Os subtextos seguem um caminho semelhante com arestas que poderiam ser tranquilamente aparadas. É o caso de boa parte das aparições de Thomas (Ty Simpkins), um missionário que salva Charlie em um momento crucial e tenta convencê-lo a buscar por algum tipo de redenção. Via de regra, A Baleia é sempre melhor quando o personagem se revela a partir do convívio com pessoas que estão há bastante tempo na sua vida. Nesse sentido, ao contrário da filha, a enfermeira Liz (Hong Chau) é um acerto no que se refere à dramatização, uma vez que ela se vê em uma delicada encruzilhada: ao mesmo tempo em que quer fazer de tudo para salvar o amigo, também acata a decisão tomada por ele de não sair mais de casa e viver do jeito que está.
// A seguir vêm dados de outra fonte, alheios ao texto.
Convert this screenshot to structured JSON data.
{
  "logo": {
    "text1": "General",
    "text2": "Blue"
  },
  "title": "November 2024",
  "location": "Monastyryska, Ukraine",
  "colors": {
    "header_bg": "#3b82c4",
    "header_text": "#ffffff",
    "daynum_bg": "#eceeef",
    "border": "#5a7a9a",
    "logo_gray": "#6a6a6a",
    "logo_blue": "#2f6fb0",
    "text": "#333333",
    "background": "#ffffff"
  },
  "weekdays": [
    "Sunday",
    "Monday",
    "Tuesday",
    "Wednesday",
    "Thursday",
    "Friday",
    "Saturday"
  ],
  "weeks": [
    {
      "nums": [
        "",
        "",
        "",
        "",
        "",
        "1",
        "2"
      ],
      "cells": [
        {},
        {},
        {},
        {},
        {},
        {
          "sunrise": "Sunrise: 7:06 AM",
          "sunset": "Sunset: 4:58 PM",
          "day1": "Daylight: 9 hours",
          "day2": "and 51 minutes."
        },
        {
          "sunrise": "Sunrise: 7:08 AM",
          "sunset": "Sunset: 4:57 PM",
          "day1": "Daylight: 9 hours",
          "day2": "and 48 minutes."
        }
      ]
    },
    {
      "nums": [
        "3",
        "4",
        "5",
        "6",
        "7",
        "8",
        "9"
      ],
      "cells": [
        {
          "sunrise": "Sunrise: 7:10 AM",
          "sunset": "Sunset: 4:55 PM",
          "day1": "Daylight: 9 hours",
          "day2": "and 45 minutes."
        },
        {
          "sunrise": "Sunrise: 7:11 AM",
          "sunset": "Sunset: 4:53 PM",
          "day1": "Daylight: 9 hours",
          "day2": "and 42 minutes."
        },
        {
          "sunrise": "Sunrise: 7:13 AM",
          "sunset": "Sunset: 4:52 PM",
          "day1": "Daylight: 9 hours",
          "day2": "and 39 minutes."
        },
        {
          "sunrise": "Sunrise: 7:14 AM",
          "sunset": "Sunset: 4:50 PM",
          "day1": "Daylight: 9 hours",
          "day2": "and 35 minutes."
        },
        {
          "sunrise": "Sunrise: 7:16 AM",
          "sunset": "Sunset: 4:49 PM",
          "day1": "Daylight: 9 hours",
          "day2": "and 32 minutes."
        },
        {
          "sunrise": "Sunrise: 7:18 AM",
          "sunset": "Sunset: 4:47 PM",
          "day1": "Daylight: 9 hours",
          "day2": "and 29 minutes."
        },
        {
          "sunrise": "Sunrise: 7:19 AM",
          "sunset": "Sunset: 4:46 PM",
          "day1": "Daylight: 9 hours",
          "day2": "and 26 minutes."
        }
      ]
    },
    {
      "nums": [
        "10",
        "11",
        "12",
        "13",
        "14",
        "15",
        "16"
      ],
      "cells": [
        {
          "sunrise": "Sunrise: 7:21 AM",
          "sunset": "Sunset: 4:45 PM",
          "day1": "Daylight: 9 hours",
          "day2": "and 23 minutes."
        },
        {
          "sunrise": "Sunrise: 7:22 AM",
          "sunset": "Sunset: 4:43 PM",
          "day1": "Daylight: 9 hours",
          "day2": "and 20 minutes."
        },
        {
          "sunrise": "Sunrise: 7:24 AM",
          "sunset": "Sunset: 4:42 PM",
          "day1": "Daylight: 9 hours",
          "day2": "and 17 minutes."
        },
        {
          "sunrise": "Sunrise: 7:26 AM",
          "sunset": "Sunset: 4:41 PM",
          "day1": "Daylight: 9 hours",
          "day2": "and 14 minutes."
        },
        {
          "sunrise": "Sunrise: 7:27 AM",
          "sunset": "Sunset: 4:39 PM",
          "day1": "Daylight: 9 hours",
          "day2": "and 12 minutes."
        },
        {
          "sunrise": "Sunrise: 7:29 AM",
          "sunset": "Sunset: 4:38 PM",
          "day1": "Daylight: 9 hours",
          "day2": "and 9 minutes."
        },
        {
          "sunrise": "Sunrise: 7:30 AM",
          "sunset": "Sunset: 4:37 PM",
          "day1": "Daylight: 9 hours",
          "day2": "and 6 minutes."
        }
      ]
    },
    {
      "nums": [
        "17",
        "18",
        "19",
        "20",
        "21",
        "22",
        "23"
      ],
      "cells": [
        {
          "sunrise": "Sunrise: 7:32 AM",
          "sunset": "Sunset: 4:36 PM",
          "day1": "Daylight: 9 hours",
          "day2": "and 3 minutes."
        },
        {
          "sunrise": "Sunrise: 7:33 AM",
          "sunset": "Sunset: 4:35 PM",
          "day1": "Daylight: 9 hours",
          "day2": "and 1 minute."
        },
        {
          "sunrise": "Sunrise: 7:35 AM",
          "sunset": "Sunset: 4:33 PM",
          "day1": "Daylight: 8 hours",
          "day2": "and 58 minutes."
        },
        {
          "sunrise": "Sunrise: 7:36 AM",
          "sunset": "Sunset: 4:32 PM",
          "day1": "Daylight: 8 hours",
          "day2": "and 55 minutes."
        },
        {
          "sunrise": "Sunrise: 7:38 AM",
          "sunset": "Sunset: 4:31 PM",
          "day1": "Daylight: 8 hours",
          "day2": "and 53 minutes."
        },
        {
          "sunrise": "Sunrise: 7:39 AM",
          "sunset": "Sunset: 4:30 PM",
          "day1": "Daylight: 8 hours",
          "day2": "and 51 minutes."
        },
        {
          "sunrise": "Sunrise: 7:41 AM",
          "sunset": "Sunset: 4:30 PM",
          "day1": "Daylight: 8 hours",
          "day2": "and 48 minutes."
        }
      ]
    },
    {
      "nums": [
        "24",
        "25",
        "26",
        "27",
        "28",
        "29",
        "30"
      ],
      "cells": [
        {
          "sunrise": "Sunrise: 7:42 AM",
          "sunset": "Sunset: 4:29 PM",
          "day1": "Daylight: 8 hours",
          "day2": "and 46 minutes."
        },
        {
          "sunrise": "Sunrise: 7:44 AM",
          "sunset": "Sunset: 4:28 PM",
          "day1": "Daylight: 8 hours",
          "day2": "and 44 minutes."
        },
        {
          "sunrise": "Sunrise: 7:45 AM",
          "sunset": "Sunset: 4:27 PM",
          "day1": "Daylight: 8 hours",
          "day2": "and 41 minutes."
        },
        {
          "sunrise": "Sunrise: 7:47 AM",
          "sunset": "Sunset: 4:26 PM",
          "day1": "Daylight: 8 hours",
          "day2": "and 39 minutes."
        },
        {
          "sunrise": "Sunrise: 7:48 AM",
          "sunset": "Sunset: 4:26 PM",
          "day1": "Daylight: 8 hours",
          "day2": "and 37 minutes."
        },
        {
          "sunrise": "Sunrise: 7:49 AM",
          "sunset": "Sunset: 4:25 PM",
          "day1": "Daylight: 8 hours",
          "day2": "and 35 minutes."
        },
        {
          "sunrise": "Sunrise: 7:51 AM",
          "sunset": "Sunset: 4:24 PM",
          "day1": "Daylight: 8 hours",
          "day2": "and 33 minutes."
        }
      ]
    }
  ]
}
Não é errado dizer que se trata do filme mais “intimista” de Darren Aronofsky. Afinal, tudo se dá no apartamento do protagonista em dias banais, com pessoas comuns e sem grandes ambições. A contradição é que Aronofsky nunca foi um diretor necessariamente afeito a esse estilo. Pelo contrário. Na realidade, a ambição — seja ela temática ou de proporções técnicas — é que sempre foi uma marca da sua carreira, e isso parece ser algo do qual ele não abre mão. Isso acaba prejudicando A Baleia, pois o diretor quer engrandecer essa história a cada minuto, inclusive nos momentos em que ela necessita de tons amenos ou a simples articulação entre texto e interpretação. Percebam a trilha sonora de Rob Simonsen: apesar de boa, é usada em demasia, trazendo gravidade e incômodo em sequências que já falam por si só em tais aspectos.
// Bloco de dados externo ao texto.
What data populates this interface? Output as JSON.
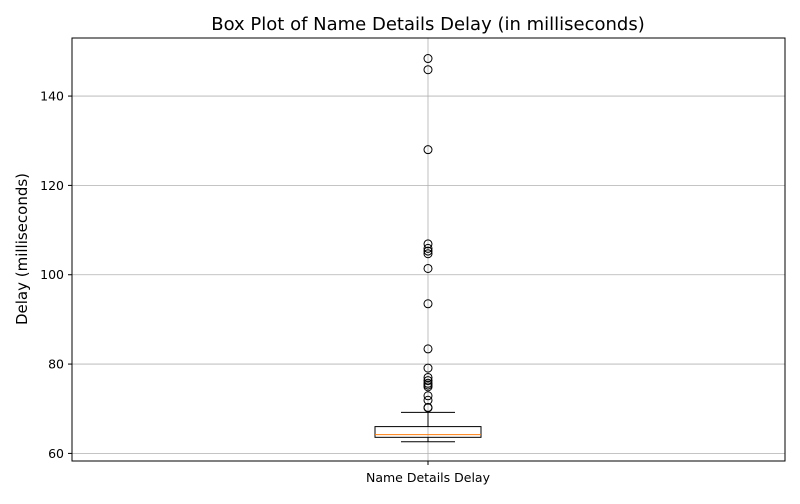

O próprio protagonista basta para que A Baleia tenha o devido impacto, por mais que estejamos diante de um longa-metragem suscetível a diversas polêmicas e problematizações. Enquanto é compreensível que parte do público acuse o filme de gordofobia em função da miserabilidade aplicada à condição do protagonista, vejo tudo como uma questão não tão simplista assim. Quando Charlie pergunta ao missionário se ele acha seu corpo nojento, fica evidente que ele reconhece a maneira com que a sociedade olha para o seu tamanho. Os 270 kg são a representação de alguém que, a partir de uma dolorosa perda pessoal, terminou submerso em depressão, isolamento e ataques de ansiedade. Definitivamente não enxergo a representação de Charlie como um ato de má fé vindo de um roteirista que já passou para uma luta contra desordens alimentares.
O que não funciona tão bem na construção do protagonista é a maneira com que A Baleia o torna um mártir acima do bem e do mal. Com muita generosidade, Charlie perdoa e compreende todas as pessoas, mesmo quando elas não dão razão para isso, em especial a filha que, muitas vezes, beira o insuportável. É uma posição que, de vez em quando, soa artificial, mas que Brendan Fraser compensa amplamente e um pouco mais. Ele nunca parece engessado pelas pesadas (e impecáveis) próteses, que são parte fundamental da sua interpretação. Impressiona como Fraser se comunica através do olhar e dos movimentos físicos tão complicados desse homem sem presente e sem futuro. Ele faz de Charlie um personagem crível, múltiplo e íntimo. É a chance de uma carreira e, a cada momento, o ator parece saber disso. Somente por ele, se não também pelo desconforto propositalmente trabalhado ao longo da projeção, A Baleia já vale a pena.